OGXI's drug helps to inhibit clusterin which makes Taxanes work better.
The definition of adjuvant is:
Adjuvants are pharmacological or immunological agents that modify the effect of other agents (e.g., drugs, vaccines) while having few if any direct effects when given by themselves
Avastin, Erbitux, Taxanes, Abiraterone, they all work on their own in the absence of other drugs. They are NOT adjuvants.
But, they get thrown at the cancer in combination, because not one of them is a cure.
Adjuvant is a different class by itself. It has no value on it's own. It's tied to Taxanes. It helps Taxanes work a little better. That's entirely different class of drugs...

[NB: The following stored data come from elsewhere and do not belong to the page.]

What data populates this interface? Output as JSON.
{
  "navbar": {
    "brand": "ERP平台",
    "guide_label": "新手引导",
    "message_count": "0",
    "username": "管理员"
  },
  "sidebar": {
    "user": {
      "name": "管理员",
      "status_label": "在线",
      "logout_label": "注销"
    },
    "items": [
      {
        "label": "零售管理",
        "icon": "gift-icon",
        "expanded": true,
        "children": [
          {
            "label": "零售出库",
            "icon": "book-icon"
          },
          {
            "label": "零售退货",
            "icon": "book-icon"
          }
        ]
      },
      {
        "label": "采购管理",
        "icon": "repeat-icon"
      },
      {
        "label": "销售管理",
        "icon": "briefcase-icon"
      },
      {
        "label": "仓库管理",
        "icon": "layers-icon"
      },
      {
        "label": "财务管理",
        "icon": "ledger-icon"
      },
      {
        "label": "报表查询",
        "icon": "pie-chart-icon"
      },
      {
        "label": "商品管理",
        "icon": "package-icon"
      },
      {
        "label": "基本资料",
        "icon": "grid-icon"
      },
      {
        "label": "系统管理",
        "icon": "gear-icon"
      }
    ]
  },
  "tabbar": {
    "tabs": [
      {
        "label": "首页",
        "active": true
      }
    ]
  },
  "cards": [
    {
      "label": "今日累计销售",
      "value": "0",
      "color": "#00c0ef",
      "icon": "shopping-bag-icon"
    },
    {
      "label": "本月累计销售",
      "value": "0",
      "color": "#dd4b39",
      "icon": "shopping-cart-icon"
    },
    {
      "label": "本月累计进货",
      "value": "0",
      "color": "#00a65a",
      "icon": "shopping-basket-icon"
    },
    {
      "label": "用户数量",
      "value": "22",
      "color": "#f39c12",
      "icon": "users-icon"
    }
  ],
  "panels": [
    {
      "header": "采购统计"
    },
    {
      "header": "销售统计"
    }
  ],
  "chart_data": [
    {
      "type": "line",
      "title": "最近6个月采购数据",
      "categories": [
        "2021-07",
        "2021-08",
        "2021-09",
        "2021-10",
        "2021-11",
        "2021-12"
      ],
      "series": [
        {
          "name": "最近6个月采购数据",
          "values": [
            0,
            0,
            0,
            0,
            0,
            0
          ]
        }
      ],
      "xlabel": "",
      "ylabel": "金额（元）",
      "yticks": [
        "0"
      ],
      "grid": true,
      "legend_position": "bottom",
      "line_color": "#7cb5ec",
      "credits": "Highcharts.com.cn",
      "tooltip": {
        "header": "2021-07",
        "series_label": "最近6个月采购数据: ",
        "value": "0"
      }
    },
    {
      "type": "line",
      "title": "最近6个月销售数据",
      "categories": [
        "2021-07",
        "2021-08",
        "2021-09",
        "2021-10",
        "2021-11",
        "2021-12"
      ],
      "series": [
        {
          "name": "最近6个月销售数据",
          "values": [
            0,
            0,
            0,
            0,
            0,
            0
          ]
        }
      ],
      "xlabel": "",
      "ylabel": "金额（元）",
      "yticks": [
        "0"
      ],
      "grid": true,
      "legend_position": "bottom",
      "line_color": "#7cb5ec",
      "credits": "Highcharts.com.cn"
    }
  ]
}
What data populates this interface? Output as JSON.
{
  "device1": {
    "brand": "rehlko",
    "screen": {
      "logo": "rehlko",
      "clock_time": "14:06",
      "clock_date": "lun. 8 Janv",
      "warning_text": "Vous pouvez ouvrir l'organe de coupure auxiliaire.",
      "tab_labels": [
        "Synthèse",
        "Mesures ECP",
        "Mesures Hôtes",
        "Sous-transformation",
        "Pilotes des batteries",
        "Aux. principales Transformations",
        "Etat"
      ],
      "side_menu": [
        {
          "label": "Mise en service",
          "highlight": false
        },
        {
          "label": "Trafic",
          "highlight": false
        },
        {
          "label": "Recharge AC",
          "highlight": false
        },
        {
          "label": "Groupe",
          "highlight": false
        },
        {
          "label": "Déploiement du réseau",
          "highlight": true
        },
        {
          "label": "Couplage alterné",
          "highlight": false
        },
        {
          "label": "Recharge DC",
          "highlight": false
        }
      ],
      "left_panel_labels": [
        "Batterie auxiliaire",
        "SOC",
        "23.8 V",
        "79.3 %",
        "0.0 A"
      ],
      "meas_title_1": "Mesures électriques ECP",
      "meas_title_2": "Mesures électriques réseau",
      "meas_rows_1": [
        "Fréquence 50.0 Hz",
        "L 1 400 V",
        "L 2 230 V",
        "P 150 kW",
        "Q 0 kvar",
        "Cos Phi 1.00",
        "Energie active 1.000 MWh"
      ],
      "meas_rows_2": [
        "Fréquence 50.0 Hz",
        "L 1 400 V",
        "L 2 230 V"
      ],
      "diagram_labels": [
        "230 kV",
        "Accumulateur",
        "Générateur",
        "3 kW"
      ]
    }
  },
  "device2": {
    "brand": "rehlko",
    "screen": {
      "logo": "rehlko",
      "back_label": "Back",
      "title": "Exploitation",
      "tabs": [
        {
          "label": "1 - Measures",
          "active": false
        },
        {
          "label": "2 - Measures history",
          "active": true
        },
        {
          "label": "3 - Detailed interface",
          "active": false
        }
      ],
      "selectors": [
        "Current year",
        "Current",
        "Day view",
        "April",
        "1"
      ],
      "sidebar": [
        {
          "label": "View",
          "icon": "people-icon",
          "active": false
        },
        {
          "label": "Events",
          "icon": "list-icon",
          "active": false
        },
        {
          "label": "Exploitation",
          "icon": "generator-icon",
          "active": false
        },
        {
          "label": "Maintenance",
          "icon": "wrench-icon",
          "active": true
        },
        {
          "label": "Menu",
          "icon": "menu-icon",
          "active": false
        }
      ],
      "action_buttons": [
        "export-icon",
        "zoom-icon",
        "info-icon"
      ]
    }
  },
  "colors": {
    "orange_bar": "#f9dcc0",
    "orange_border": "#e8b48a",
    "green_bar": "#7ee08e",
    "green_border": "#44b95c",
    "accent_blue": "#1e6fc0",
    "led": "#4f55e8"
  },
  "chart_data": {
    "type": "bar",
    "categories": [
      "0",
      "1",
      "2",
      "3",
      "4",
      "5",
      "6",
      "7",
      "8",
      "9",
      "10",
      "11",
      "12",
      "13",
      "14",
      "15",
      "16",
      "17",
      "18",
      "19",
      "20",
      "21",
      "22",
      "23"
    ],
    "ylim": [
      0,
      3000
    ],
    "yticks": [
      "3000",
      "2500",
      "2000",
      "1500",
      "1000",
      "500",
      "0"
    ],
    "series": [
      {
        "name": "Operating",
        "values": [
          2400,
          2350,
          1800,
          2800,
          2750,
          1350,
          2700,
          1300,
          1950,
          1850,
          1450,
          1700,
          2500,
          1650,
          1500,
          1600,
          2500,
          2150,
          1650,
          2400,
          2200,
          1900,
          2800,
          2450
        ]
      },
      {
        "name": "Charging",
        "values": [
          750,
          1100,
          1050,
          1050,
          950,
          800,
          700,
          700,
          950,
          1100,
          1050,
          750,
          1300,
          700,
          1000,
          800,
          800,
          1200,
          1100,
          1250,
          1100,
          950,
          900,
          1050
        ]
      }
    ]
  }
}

The Cougar Biotech lead drug (acquired by J&J) also works in combinaation with taxotere. It showed no survivor benefit, but lowered the PSA and tumor size. Its for the same patient population (i.e. HRPC). A morgan stanley analyst pegged U.S. sales at over $500 million. That put Cougar at about 2x projected annual sales. That was about what J&J paid.
What is very appealing about Onco is their lead drug (OgX-011) is showing a substantial survior advantage. If that continues to hold up (final mature results to be presented May 30) then these guys will have some pricing leverage. And there is a huge need for a drug that can make taxotere more effective for hormone refractory prostate cancer patients. That is why I think the FDA has granted the drug fast track designation.
Also we have not talked about ROW and other indications (small cell lung cancer Phase II trial is looking strong on the survivor angle).
The second point is even if thinks the 130 million sales number is all they will get, given that Onco has so few outstanding shares, it is still undervalued.
It is not true Abiraterone is an adjuvant. It is a hormone therapy, and it has independent mechanism of action.
For OGXI, the median survival advantage was observed in a phase II setting with statistical significance. The median is a noisy data point. It's hard to tell what the final result will be.
And, the discussion of us vs. row, this sort of thing is already taken into account in valuing a company.
For example, DNDN has the US estimated peak revenue at 2 billion. ROW and other drugs in the pipeline are arguably more valuable than OGXI's, because DNDN has opened up a new line of treatment (immunotherapy is new). This means, their drug will be used in combination with other types of drugs (like chemo class).
DNDN is valued around 2 Billion which is equal to their estimated peak value. Currently, OGXI is valued around their estimated peak value as well.
But, DNDN has finished Phase III (in fact, it has three phase III studies). One of the finished Phase III is large (with 512), achieved statistical significance on survival advantage. The other two has only achieved stat. sig. on retrospective analysis--but still valuable considering the FDA likes to see two phase III that are meaningful.
OGXI on the other hand has just finished one phase II. Their final result on Phase III won't be out for a few years at least. And, who knows what the result will be? Even with good drugs, the trial design and expertise needed to get it through the FDA is very tough.
I believe only 11% make it through to the end.
So, given all those risks, why should OGXI be valued in a similar way as DNDN, given their differences in where they are in the drug development stage? Also, DNDN has opened up a new line of treatment with PC, whereas OGXI's drug is an adjuvant to Taxanes.
So, where is this being valued like this?
The peak revenue estimate was just in the U.S. and just for one indication. The global numbers for several indications will be much, much higher. Also, the company has more than one drug in the pipeline.